The Clark-Cullen government is not just tweaking the 1990s market-led policies. It is mounting a frontal assault — at least in theory.
In behind its policies is a “new growth theory” which argues that the private sector can’t always pick winners and governments must be involved.
Some of this, as reworked by Michael Cullen’s former economic adviser Peter Harris and adopted by Cullen himself, lies behind the recent move to expand the state-owned enterprises (SOEs).
This is not pre-1984 heavy-government development economics, which marooned many emerging economies and, in a home-grown version, drove this country’s economy up a cul de sac out of which we had to reverse with much pain in the 1980s.
The new theory accepts, in the words of one of its gurus, Dani Rodrik of Harvard University, that “markets do better than central planning and trade is better than autarky”.
But, Rodrik argued in a paper in 2003, “it takes a huge leap of faith to go from this to the conclusion that one can’t go wrong by privatising, liberalising and opening up as much as possible” — the so-called “Washington consensus”.
Rodrik said South America has done less well with Washington consensus policies than China and South Korea with “heterodox” policies.
Rodrik agreed there are “universals”: property rights, the rule of law, alignment of incentives with costs and benefits, macroeconomic and financial stability (with debt sustainability, prudential regulation and sound money). But “diverse” institutional arrangements and policy prescriptions can deliver these “universals” and even to some extent substitute for them, at least temporarily.
“Given the policies in place in China, Vietnam and India … it would have been easier to explain their performance if these countries had failed abysmally instead of succeeding,” he argued in another paper in 2004. It was not enough to say that failure in Washington-consensus economies was due to not having gone far enough — a familiar argument here.
In another 2004 paper Rodrik argued for development policy based on “an intelligent intermediate stand between the two extremes” of state planning and public investment and pure Washington consensus market.
“Market forces and private entrepreneurship would be in the driving seat of this agenda but governments would also perform a strategic and coordinating role in the productive sphere.”
This is not taxes and subsidies and the like but “strategic collaboration between the private sector and the government to uncover where the most significant obstacles lie and what type of interventions are most likely to remove them”.
This is not “picking winners” — and in any case, the private sector has difficulty picking winners, too. If an enterprise picks a loser it carries the full cost of developing the failure and if it picks a winner other firms imitate it and dilute the returns.
If this makes businesses cautious, potentially profitable ventures go unexploited. So innovation — the driver of higher productivity, economic policymakers’ holy grail — is below potential. So the theory goes.
Moreover, some initiatives are not viable unless there are complementary investments such as storage, marketing facilities, quality assurance and transport services.
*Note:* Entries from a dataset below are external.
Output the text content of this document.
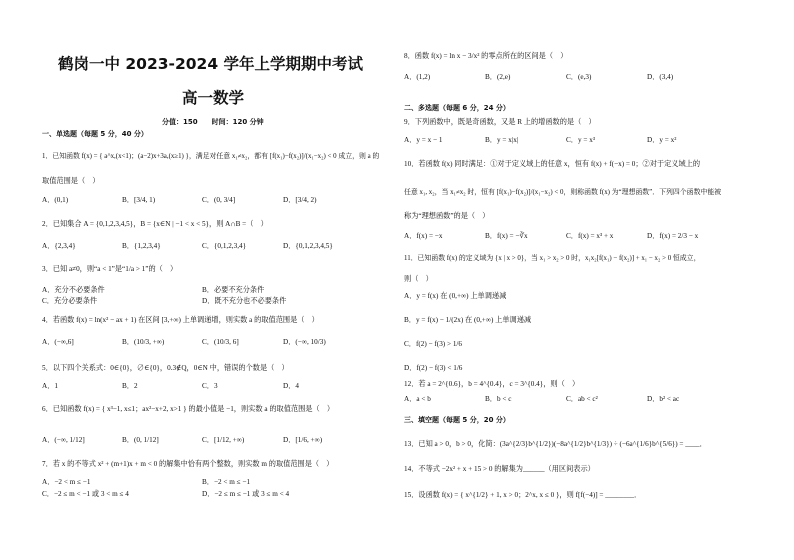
鹤岗一中 2023-2024 学年上学期期中考试
高一数学
分值：150　　时间：120 分钟
一、单选题（每题 5 分，40 分）
1．已知函数 f(x) = { a^x,(x<1)；(a−2)x+3a,(x≥1) }，满足对任意 x₁≠x₂，都有 [f(x₁)−f(x₂)]/(x₁−x₂) < 0 成立，则 a 的
取值范围是（　）
A．(0,1)	B．[3/4, 1)	C．(0, 3/4]	D．[3/4, 2)
2．已知集合 A = {0,1,2,3,4,5}，B = {x∈N | −1 < x < 5}，则 A∩B =（　）
A．{2,3,4}	B．{1,2,3,4}	C．{0,1,2,3,4}	D．{0,1,2,3,4,5}
3．已知 a≠0，则“a < 1”是“1/a > 1”的（　）
A．充分不必要条件	B．必要不充分条件
C．充分必要条件	D．既不充分也不必要条件
4．若函数 f(x) = ln(x² − ax + 1) 在区间 [3,+∞) 上单调递增，则实数 a 的取值范围是（　）
A．(−∞,6]	B．(10/3, +∞)	C．(10/3, 6]	D．(−∞, 10/3)
5．以下四个关系式：0∈{0}，∅∈{0}，0.3∉Q，0∈N 中，错误的个数是（　）
A．1	B．2	C．3	D．4
6．已知函数 f(x) = { x³−1, x≤1；ax²−x+2, x>1 } 的最小值是 −1，则实数 a 的取值范围是（　）
A．(−∞, 1/12]	B．(0, 1/12]	C．[1/12, +∞)	D．[1/6, +∞)
7．若 x 的不等式 x² + (m+1)x + m < 0 的解集中恰有两个整数，则实数 m 的取值范围是（　）
A．−2 < m ≤ −1	B．−2 < m ≤ −1
C．−2 ≤ m < −1 或 3 < m ≤ 4	D．−2 ≤ m ≤ −1 或 3 ≤ m < 4
8．函数 f(x) = ln x − 3/x² 的零点所在的区间是（　）
A．(1,2)	B．(2,e)	C．(e,3)	D．(3,4)
二、多选题（每题 6 分，24 分）
9．下列函数中，既是奇函数，又是 R 上的增函数的是（　）
A．y = x − 1	B．y = x|x|	C．y = x³	D．y = x²
10．若函数 f(x) 同时满足：①对于定义域上的任意 x，恒有 f(x) + f(−x) = 0；②对于定义域上的
任意 x₁, x₂，当 x₁≠x₂ 时，恒有 [f(x₁)−f(x₂)]/(x₁−x₂) < 0，则称函数 f(x) 为“理想函数”．下列四个函数中能被
称为“理想函数”的是（　）
A．f(x) = −x	B．f(x) = −∛x	C．f(x) = x³ + x	D．f(x) = 2/3 − x
11．已知函数 f(x) 的定义域为 {x | x > 0}，当 x₁ > x₂ > 0 时，x₁x₂[f(x₁) − f(x₂)] + x₁ − x₂ > 0 恒成立，
则（　）
A．y = f(x) 在 (0,+∞) 上单调递减
B．y = f(x) − 1/(2x) 在 (0,+∞) 上单调递减
C．f(2) − f(3) > 1/6
D．f(2) − f(3) < 1/6
12．若 a = 2^{0.6}，b = 4^{0.4}，c = 3^{0.4}，则（　）
A．a < b	B．b < c	C．ab < c²	D．b² < ac
三、填空题（每题 5 分，20 分）
13．已知 a > 0，b > 0，化简：(3a^{2/3}b^{1/2})(−8a^{1/2}b^{1/3}) ÷ (−6a^{1/6}b^{5/6}) = ____．
14．不等式 −2x² + x + 15 > 0 的解集为______（用区间表示）
15．设函数 f(x) = { x^{1/2} + 1, x > 0；2^x, x ≤ 0 }，则 f[f(−4)] = ________．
So, the theory says, to overcome these inadequacies of the market if left to itself, the government and businesses need to work together to discover options for profitable development. That requires coordinated, sector-identified, whole-of-government action across each business sector. This was exactly what Jim Anderton started with the forestry sector in 2000 — before the theory was developed.
The idea is that firms and countries discover what they can do competitively and then master the production processes. The private sector leads and the public sector encourages and supports it. An important element is the recognition that innovation is seldom a one-off but is cumulative and often involves more than one contributor (a recent Treasury study agrees).
The government’s challenge is to ensure its encouragement and support is adding value and not crowding out private activity. So Ministry of Economic Development policy, as detailed in a cabinet paper in 2004, is that government engagement should not reallocate resources to favour one sector against others and should focus on better implementing existing policies and programmes and improving the quality of regulation.
A number of otherwise apparently disparate government third-term initiatives fit into the “new growth theory” framework.
* Commerce Minister Lianne Dalziel has launched an ambitious programme to improve the quality of regulation.
* Telecommunications Minister David Cunliffe is in his industry boots and all.
* SOE Minister Trevor Mallard is gingering up SOEs to partner with innovative enterprises and expand in the hope that that will retain and exploit intellectual property in this country and not leave it open to “plunder” by foreign-owned companies, as he complained in a speech last week to 50 local and Australian CEOs of foreign-owned companies.
* As Minister for Economic Development, Mallard has also set out to sharpen New Zealand Trade and Enterprise’s business assistance programmes.
Mallard included some of Harris’s thinking in the cabinet papers underpinning the SOE initiative. And he argued last week to the foreign company CEOs that innovation is a “connected system with feedback loops. Instead of ideas looking for markets, we need to think of markets looking for solutions” — which is where he sees foreign companies fitting in the government’s new scheme of things.
This is a government that wants action. And now it has a theoretical base to back its instincts. Stand by for more.